When you think of any aspect of life or work, augmented reality is completely going to change how we do it.”
Ori Inbar
.

Here in Australia, we have a program called Dial Before You Dig, which provides information, usually in the form of plans, about underground assets for a given address. It is used by technicians and individuals wanting to know the locations of underground utility assets (ie electricity lines, water mains, gas lines, telecommunications cables) before commencing on a project that requires excavations at a site.

It’s not too hard to envisage a day when the dial before you dig information from existing utility plans becomes spatially mapped into GIS (Geographical Information Systems) formats and becomes available within augmented reality (AR) visualisation tools like Google Glass. It would enable you to put on your AR glasses and see an overlay of all the underground assets as you walk around the site before starting excavations.

As discussed in an earlier post, AR is likely to impact a number of different functional groups within CSPs.
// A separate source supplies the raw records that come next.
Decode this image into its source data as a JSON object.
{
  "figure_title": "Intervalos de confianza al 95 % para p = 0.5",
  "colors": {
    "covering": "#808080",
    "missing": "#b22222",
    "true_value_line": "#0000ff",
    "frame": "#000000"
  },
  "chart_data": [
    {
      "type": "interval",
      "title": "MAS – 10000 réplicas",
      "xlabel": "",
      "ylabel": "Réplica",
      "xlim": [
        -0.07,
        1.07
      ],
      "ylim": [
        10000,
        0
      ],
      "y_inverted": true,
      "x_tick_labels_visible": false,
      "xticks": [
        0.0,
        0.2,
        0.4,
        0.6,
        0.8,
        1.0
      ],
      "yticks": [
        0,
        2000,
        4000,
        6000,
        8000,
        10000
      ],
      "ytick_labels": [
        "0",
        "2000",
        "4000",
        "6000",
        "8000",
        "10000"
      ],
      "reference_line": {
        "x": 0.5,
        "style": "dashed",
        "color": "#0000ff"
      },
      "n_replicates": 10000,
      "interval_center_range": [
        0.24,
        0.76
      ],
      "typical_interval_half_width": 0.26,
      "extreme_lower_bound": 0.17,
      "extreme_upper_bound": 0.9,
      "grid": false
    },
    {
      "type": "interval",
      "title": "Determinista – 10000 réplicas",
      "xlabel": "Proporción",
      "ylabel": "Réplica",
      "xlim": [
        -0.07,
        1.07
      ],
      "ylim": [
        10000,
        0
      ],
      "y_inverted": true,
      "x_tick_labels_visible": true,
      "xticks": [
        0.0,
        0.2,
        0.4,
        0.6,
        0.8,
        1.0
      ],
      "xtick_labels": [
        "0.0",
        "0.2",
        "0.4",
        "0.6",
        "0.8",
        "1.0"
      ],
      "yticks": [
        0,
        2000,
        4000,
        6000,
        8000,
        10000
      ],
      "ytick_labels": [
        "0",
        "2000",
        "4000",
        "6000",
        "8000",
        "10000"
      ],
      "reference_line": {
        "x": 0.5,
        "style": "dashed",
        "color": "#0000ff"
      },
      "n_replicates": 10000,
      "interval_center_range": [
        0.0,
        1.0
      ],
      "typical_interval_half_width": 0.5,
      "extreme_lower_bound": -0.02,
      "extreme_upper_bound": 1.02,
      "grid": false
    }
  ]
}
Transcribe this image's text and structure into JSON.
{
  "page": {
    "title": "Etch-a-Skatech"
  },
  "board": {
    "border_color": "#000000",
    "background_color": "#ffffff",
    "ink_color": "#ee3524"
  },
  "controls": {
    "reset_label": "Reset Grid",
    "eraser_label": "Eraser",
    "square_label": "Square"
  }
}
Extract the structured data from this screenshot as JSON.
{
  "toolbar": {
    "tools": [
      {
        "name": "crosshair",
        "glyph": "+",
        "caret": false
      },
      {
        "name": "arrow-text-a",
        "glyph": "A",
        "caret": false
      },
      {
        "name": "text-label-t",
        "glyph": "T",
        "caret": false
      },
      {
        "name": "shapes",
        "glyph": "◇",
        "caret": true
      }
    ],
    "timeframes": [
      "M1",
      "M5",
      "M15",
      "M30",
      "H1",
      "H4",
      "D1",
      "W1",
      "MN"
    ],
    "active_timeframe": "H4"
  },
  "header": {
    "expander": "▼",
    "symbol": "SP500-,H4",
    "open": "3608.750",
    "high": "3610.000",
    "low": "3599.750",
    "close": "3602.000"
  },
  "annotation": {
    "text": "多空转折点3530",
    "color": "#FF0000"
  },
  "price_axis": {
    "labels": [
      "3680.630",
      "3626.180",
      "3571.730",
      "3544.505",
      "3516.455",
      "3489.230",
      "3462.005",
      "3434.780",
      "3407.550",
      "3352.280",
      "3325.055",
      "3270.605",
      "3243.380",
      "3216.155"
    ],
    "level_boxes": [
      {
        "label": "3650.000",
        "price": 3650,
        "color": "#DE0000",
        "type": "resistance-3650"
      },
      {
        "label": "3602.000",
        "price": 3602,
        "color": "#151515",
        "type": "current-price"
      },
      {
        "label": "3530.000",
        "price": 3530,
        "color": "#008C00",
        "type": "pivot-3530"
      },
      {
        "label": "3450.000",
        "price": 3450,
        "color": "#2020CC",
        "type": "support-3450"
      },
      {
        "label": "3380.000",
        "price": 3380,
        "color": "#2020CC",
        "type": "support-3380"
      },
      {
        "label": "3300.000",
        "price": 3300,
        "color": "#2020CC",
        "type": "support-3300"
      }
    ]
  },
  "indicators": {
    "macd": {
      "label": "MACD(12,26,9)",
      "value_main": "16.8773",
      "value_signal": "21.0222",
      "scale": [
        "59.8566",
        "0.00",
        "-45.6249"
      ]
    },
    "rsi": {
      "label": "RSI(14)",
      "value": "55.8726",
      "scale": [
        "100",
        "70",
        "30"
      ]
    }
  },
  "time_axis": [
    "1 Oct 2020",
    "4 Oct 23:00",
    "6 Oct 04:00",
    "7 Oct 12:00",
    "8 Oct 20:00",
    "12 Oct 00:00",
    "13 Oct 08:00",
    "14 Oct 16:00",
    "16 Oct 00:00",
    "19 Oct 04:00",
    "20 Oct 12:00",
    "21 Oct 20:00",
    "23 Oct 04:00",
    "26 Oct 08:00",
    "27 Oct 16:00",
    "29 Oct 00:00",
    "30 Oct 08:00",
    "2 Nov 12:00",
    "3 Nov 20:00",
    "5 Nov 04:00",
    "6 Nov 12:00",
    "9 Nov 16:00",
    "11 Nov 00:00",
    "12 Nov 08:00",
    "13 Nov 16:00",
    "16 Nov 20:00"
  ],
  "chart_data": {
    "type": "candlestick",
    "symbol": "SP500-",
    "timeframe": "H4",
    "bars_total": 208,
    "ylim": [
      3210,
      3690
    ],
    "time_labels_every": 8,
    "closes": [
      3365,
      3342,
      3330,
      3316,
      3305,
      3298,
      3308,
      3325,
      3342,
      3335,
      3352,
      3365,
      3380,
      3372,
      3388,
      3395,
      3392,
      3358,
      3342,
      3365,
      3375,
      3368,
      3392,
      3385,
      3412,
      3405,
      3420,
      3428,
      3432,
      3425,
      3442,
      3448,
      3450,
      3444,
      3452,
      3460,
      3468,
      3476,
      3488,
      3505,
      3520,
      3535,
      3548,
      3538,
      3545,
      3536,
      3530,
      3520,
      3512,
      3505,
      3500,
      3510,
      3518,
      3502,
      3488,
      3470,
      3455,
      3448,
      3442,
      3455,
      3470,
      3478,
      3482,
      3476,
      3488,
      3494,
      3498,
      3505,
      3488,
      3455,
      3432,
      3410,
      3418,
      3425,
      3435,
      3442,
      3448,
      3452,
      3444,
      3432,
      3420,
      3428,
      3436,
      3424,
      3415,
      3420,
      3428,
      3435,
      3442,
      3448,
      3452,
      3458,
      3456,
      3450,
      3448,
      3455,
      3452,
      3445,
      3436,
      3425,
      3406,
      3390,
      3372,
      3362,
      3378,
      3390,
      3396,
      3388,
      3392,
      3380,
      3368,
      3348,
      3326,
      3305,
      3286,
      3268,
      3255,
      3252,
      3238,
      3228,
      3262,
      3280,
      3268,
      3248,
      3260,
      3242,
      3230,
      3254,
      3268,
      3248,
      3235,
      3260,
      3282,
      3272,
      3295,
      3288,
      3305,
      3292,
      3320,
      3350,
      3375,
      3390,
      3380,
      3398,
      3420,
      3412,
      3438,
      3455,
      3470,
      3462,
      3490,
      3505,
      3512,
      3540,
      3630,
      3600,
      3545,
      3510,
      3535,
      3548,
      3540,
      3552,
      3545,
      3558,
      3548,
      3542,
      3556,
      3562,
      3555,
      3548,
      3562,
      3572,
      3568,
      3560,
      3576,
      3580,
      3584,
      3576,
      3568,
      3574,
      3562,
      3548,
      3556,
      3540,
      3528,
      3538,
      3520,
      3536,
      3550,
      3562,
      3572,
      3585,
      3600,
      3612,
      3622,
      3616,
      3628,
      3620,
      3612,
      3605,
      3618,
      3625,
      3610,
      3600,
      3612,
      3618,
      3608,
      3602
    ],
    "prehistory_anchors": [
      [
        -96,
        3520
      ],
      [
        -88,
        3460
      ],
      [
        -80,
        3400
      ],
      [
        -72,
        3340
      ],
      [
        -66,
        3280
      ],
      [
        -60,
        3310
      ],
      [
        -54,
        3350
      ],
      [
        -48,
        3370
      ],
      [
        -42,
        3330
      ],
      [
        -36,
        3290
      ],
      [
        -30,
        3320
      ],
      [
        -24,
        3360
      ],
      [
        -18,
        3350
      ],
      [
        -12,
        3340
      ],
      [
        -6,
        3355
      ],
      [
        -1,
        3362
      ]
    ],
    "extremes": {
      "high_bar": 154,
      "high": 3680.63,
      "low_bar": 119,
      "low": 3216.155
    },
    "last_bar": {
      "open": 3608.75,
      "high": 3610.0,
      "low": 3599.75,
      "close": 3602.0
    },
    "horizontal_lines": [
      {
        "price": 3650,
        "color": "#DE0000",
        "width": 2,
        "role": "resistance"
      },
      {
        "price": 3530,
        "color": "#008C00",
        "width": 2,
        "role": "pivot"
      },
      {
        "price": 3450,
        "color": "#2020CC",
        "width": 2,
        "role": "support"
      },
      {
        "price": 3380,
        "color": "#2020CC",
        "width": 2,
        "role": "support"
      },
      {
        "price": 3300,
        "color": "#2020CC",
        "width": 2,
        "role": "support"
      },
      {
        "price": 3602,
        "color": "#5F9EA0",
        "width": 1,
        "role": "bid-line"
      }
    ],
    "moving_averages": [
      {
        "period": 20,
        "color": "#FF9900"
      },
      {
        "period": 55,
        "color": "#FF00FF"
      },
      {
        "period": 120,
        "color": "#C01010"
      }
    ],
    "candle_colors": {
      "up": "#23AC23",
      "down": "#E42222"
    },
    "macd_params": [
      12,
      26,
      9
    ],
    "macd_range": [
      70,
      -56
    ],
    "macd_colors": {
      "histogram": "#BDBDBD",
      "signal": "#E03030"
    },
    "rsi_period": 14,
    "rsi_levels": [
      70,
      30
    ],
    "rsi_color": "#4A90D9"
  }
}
AR could be really helpful for CSP technicians to quickly find cable pits, when they are often covered with dirt and the associated work package only provides approximate coordinates of the pit that they’re due to work at.

Enabling this type of AR is likely to be a joint initiative between:

  • GIS manufacturers
  • AR visualisation tools
  • Custom tools that allows spatial data / content creation, storage and playback / visualisation

The two most exciting aspects of this concept for OSS are:

  1. Many CSPs already use GIS to model their outside plant data
  2. Modern GIS are spatial engines that allow organisations to easily overlay visual information of almost any sort

The ramification of these two points is that many CSPs already have the tools and when combined with any other OSS objects that are geo-coded (ie have GPS coordinates assigned to them) they just need AR visualisation tools and a bit of development work to create powerful AR experiences for their field technicians.

Examples might include:

  1. Logical, not just physical views of the network (eg logical configurations of head-end equipment that ties back to the network termination devices in a customer premises)
  2. Cable joint layouts showing current state and proposed state after jointing works have been completed
  3. Using OSS cable trace toolsets (eg Remote Fibre Test Systems – RFTS) to indicate estimated cable cut locations (although you don’t really need AR to show where a cable has been cut when you spot a massive yellow digger and a sheepish looking operator in the proximity of the fault)
  4. Visualisation of the names of cables and perhaps even the impacted customers or other service data on each cable strand when opening a cable joint
  5. Allow techs to relay field work conditions to the design team so that they can make on-the-spot modifications to designs and/or OSS data that reflects the real site conditions. An example could be a tree that prevents an aerially strung cable being installed in the location the designers had originally specified
  6. Allows techs to see the actual designs that are recorded in OSS tools, as opposed to the slightly earlier design that was printed out with the work package (ie before some other designer made unrelated changes in the area where the tech is working).
  7. Visualisation of communications assets in three dimensions when working on riser cable and network devices on multiple levels of a data centre, high-rise building or segregation of assets in a multi-tenant building

In fact, I shouldn’t even limit the perspective to outside plant. Areas that have a high density of physical infrastructure, such as the many racks and cable looms that exist inside exchanges / data centres, are also prime locations for AR.

For example:

  1. Tracing a cable route through the complex cabling looms in a DC
  2. Showing an overlay of key information above each rack (and then each device inside the rack):
    1. Highest alarm severity within the rack (eg a flashing red beacon above each rack that has a critical alarm on any device within it, then a red beacon on any device inside the rack that has critical alarms)
    2. Operational state of each device / card / port within the rack
    3. Active alarms on each device
    4. Current port-state of each port
    5. Performance metrics relating to each device / port (either in current metric value or as a graph/s)
    6. Configuration parameters relating to each device / port (eg associated customer, service, service type or circuit name)
  3. Showing design / topology configurations for a piece of equipment
  4. Showing routing or far-end connectivity coming from a physical port (ie where the cable ultimately terminates, which could be in the same DC or in another state / country)

I’m sure you can come up with a lot more!